Sunday 19 February 2012

The Mount Gilboa Scenic Route. Of Tanach, tragedy and triumph.

 In Tanach, Mt. Gilboa (which is more of a ridge rather than a single mountain) is a place of tragedy and triumph. Israelis flock here every year from February to April to see the multitude of wildflowers and the famed purplish Gilboa Iris (Iris Haynei), but it’s good to drive – and stop – at any time.

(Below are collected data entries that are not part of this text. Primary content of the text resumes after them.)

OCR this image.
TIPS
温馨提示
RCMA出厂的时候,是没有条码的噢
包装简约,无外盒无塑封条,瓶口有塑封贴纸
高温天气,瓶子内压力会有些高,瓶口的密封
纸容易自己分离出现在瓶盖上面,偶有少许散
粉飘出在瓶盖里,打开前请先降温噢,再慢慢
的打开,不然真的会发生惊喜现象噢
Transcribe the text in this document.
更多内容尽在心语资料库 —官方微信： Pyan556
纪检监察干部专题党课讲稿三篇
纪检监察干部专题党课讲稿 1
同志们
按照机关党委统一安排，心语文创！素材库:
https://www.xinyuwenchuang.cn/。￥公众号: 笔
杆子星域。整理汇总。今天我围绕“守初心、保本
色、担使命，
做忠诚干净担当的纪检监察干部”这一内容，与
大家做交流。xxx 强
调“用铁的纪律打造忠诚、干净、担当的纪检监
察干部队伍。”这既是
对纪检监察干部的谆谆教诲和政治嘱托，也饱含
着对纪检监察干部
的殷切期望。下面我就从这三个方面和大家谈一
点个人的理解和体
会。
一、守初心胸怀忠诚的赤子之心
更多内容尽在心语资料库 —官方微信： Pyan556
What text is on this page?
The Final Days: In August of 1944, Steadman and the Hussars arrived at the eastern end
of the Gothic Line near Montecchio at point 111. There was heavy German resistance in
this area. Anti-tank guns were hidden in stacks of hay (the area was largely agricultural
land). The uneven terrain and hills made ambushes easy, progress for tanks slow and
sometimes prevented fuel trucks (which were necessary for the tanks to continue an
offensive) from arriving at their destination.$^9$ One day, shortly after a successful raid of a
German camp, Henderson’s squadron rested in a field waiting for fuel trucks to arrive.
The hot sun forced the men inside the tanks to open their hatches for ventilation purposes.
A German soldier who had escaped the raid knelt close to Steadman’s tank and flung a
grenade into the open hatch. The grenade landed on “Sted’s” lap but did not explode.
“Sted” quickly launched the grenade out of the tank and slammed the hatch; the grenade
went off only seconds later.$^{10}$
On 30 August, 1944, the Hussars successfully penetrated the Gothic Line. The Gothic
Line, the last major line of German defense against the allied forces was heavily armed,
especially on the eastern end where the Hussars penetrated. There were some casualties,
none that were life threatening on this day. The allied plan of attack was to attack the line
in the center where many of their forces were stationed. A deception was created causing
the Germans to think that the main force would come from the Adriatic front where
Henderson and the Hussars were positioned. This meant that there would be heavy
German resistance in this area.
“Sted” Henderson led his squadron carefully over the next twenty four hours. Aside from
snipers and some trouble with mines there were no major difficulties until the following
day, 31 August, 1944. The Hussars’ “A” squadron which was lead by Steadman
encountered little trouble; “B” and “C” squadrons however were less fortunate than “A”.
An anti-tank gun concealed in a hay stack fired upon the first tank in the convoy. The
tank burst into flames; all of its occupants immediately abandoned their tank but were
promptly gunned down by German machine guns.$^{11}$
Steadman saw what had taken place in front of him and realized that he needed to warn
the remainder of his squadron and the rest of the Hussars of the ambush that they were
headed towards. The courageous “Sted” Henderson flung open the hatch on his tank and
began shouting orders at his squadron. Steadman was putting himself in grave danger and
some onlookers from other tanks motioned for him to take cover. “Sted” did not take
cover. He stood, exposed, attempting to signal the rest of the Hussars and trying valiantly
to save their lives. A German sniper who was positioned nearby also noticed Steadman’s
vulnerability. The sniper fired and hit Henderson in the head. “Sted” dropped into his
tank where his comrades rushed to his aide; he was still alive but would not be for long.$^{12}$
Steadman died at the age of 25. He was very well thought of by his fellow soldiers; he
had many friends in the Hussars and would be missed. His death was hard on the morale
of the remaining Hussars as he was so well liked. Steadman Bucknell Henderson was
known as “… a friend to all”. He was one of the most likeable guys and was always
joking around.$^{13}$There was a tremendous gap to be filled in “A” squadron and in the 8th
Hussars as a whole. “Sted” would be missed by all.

The Book of Samuel tells us that it was here that Saul, the first King of Israel and his sons died fighting the Philistines, “And it came to pass on the morrow, when the Philistines came to strip the slain, that they found Saul and his three sons fallen in Mount Gilboa”, (1 Samuel: 31). Take your Tanach, drive the route and you can easily imagine what, tragically happened.
However, most of what is today the scenic drive is what used to be known as the Patrol Road in Mandate Palestine. While the road is now completely paved, you may actually want to veer off and take some of the unpaved paths (check that your car hire allows it first) and walk a bit – to get the best views of the valley. If you would like to have a picnic, there are many delightful picnic areas along the scenic route. Many have walking trails leading from them, too.
From Gilboa you’ll be able to see the valley below. This part of the Jezreel valley is known as the Harod Valley and it is full of fishponds that attract a great number and variety of birds including cormorants, pelicans and storks. You’ll also be able to see the hill of Moreh where the Philistines assembled to fight Saul and his army, Mt. Tabor and the mountains of the Jordan Valley. On a clear day you might even see Mt. Hermon to the north.
David, who of course replaced Saul, lamented his fallen king in II Samuel 1 thus: ‘You mountains of Gilboa, let there be no dew, neither let there be rain, upon you, nor fields of offerings.’ Over the years some took this curse literally, as the reason for the seeming ‘baldness’ of Mt. Gilboa. However, in recent years the Jewish National Fund planted thousands of trees which have greatly changed the situation, although ‘bald spots’ are still visible in places.
Guide books will tell you that late winter and early spring are the best time to savour the full splendour of Gilboa and the valley below, but we have been there at other times of the year and each has its reasons to visit.
The scenic route is Route 667 and runs from Route 90 south of Bet Shean to the junction with route 675, near Route 71, south east of Afula. If you want to break your drive, Route 6666, about half way along, will take you back down to the Jezreel Valley in a series of spectacular hairpin bends.